September of 2009 marked the release of the Los Angeles-based band’s first full-length album, Run With the Faithless, to high accolades. They were able to score producer Dave Schiffman, who has worked with legendary musicians like Johnny Cash and engineered a number of records produced by the renowned Rick Rubin.

The result: an all around gratifying, rock and roll adventure that teeters somewhere in between 1960s Kinks and Rolling Stones albums and Tom Petty’s debut record. Though the 12 tracks of catchy pop rock are easy to listen to, they still challenge those music fans who are always looking for something different.

“[Run With the Faithless] inadvertently became a concept album,” Kolar says. “There’s a love part of the album and there’s a social commentary part of the album; sometimes they work together and become intertwined.”

Hope – a common theme of both love and war – is the paradigm of “Same Old Ground.” Kolar channels the crackly vibrato of the Cold War Kids’ Nathan Willett as he unleashes the chorus: “We all come back again, to the same old ground where we began.”

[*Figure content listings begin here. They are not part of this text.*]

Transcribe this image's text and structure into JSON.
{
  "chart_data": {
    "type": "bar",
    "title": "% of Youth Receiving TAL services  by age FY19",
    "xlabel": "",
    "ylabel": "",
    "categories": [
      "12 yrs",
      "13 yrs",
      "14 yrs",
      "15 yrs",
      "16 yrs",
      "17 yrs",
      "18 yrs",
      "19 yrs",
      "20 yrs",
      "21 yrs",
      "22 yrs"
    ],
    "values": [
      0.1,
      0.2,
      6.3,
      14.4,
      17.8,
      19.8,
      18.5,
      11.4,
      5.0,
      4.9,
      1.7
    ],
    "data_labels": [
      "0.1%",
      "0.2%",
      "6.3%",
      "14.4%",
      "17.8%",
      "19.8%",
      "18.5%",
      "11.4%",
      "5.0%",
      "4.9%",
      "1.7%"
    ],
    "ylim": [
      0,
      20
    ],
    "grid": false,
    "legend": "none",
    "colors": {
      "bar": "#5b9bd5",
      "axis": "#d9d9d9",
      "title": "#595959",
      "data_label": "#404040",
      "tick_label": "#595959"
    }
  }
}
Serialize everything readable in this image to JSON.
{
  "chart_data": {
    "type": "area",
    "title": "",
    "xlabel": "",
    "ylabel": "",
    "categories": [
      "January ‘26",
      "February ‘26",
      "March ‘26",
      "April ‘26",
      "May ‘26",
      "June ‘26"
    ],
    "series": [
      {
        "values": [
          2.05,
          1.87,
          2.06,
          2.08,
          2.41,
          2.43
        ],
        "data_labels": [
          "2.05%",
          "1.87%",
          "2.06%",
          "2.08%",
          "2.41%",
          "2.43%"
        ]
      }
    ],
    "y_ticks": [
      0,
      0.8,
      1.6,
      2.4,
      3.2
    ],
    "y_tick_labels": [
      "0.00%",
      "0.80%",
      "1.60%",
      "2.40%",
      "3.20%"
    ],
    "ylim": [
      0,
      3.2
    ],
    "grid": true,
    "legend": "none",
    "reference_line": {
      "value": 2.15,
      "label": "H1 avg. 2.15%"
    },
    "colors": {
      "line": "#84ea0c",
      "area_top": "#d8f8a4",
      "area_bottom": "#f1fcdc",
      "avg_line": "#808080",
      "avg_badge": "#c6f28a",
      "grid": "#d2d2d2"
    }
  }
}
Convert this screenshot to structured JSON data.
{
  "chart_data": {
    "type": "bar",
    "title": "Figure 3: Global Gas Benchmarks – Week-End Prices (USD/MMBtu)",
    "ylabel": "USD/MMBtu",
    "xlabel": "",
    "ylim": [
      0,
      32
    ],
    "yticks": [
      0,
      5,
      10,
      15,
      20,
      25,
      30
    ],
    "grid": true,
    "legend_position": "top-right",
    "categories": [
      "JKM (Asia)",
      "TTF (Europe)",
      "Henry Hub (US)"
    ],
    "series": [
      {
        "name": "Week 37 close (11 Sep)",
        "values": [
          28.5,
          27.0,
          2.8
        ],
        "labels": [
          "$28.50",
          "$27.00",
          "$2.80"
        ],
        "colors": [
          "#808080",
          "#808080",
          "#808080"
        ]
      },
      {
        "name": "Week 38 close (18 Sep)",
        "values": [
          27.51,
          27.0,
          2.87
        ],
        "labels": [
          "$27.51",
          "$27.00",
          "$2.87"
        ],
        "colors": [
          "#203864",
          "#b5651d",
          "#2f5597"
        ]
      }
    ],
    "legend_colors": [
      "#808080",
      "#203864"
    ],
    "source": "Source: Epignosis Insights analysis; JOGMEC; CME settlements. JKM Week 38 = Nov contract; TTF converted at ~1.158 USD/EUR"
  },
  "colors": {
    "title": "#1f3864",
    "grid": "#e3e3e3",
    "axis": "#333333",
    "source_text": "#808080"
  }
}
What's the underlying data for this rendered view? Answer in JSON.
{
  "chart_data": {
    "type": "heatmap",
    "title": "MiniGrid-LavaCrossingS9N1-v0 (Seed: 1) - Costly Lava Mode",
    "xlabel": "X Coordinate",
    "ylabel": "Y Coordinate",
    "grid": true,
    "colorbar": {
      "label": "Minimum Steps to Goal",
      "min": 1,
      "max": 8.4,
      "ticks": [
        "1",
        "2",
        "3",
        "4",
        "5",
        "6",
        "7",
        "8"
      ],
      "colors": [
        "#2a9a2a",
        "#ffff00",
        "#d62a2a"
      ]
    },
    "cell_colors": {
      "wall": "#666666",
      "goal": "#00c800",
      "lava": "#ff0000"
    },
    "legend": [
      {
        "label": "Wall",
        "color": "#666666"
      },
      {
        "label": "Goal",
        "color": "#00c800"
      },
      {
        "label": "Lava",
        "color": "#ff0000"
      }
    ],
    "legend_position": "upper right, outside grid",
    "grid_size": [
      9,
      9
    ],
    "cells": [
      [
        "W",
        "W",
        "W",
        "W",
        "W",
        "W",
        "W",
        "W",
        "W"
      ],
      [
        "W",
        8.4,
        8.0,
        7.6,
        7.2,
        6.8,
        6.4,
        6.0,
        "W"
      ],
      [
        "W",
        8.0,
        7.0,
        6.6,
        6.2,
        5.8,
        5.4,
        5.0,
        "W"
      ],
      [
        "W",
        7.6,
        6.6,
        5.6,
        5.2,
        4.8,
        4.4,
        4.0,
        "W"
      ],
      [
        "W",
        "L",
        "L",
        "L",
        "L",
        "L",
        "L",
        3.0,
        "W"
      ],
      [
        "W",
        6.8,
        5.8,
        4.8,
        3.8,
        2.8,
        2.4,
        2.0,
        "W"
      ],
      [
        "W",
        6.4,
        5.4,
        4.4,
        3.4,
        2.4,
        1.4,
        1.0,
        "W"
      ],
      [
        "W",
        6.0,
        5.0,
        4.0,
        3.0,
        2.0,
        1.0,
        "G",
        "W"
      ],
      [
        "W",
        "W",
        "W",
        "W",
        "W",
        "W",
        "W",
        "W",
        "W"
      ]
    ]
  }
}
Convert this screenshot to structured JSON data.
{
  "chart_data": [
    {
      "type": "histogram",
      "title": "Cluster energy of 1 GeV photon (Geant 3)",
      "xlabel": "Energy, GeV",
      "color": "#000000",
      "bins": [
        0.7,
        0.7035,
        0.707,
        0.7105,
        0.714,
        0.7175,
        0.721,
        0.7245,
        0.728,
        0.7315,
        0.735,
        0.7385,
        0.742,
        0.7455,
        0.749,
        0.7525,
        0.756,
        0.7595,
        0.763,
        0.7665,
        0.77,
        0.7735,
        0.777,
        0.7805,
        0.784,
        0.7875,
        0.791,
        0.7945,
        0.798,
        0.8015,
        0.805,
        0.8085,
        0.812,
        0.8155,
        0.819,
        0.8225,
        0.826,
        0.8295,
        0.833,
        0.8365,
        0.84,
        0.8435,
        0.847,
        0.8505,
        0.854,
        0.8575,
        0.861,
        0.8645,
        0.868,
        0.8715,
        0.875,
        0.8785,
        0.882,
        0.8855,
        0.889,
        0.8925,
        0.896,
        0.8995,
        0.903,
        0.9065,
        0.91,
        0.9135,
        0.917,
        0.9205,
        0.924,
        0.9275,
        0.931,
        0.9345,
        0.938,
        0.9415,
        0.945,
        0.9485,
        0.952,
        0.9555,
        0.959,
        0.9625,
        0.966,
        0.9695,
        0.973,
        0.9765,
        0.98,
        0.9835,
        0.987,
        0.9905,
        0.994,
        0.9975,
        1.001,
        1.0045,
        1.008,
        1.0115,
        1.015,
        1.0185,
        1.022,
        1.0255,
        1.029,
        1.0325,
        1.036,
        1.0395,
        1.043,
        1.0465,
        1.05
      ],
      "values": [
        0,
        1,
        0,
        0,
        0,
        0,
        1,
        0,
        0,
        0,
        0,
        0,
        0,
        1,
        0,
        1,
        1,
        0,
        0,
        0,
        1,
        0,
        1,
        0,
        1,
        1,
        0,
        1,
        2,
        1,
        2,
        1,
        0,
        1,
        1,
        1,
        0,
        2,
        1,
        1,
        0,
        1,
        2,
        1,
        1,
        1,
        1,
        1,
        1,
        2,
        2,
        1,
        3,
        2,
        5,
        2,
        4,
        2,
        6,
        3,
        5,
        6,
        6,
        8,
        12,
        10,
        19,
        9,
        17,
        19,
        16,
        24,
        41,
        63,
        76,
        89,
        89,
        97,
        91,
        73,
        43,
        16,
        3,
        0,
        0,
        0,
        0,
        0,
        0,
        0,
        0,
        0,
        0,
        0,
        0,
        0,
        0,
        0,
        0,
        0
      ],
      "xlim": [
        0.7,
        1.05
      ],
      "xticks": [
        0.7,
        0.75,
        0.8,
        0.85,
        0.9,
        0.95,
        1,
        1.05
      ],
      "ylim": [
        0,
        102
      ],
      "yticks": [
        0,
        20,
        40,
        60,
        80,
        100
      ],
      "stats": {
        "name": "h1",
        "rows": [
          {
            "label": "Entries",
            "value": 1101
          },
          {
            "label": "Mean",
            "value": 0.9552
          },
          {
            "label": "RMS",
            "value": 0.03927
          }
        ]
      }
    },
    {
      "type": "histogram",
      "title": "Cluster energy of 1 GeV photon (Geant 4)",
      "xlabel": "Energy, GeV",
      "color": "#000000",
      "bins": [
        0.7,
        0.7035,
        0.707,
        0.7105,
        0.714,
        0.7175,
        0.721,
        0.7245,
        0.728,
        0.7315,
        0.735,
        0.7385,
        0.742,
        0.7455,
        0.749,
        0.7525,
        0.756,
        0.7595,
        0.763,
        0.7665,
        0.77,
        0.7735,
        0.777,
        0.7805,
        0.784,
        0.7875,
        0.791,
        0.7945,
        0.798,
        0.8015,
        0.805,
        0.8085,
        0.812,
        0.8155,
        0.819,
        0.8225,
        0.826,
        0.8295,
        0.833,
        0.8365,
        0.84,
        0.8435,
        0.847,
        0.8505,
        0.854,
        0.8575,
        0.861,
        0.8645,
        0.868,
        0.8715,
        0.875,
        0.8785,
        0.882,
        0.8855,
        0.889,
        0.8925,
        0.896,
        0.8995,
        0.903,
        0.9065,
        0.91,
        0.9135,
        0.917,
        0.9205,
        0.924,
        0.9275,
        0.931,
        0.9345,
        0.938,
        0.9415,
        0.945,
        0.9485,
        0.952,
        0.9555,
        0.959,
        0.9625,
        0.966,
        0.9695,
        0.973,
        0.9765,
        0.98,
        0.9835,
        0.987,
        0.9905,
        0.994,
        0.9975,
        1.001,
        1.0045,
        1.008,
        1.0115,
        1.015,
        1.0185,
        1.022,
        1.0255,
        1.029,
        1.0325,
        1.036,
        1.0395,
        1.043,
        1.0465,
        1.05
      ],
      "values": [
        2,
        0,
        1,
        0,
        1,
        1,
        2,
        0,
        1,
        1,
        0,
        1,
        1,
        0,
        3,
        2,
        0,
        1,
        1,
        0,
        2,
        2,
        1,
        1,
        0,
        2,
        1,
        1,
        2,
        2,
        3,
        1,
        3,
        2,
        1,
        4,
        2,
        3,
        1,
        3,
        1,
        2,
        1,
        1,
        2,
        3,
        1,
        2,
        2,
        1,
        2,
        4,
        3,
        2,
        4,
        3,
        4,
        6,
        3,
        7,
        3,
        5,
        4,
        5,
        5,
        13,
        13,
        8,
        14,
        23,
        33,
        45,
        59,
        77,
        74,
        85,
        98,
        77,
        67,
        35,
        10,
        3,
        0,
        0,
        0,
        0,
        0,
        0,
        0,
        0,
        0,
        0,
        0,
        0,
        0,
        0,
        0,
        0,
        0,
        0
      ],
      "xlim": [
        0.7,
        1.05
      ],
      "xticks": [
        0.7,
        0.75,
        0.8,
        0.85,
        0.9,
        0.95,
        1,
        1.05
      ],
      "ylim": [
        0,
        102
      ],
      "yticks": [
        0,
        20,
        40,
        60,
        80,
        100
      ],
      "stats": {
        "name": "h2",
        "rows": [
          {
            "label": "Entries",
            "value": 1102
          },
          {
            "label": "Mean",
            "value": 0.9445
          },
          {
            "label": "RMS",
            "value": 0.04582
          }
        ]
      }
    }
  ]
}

“Congratulate our Thievery,” the opening number and probably one of the best songs on the album, is a vivacious tune about capitalist sh*theads in the tradition of grimy Meat Puppets, hi-fi guitar rock.

Kolar – who wrote the lyrics to all the songs on the album – says he consciously tries to infuse his own experience into the music while keeping it accessible to everyone.

“The response to the album has been great,” Kolar says. “At our L.A. shows there have been people singing along to our songs; it’s crazy.”

Even though the album has been well received and Lemon Sun’s fan base continues to grow, at least in Southern California, Kolar is uncertain about the future of the band’s ever-changing lineup – Lemon Sun has gone through 17 members. But he continues to be the common thread that keeps the band alive and debuting new material.

“You never know who’s going to be on stage,” Kolar says. “But I’m excited about the new lineup – the sound on our new album will be a mixture of all the decades that came after the advent of rock.”

Leopold and his Fiction and The Mystery Lights also play.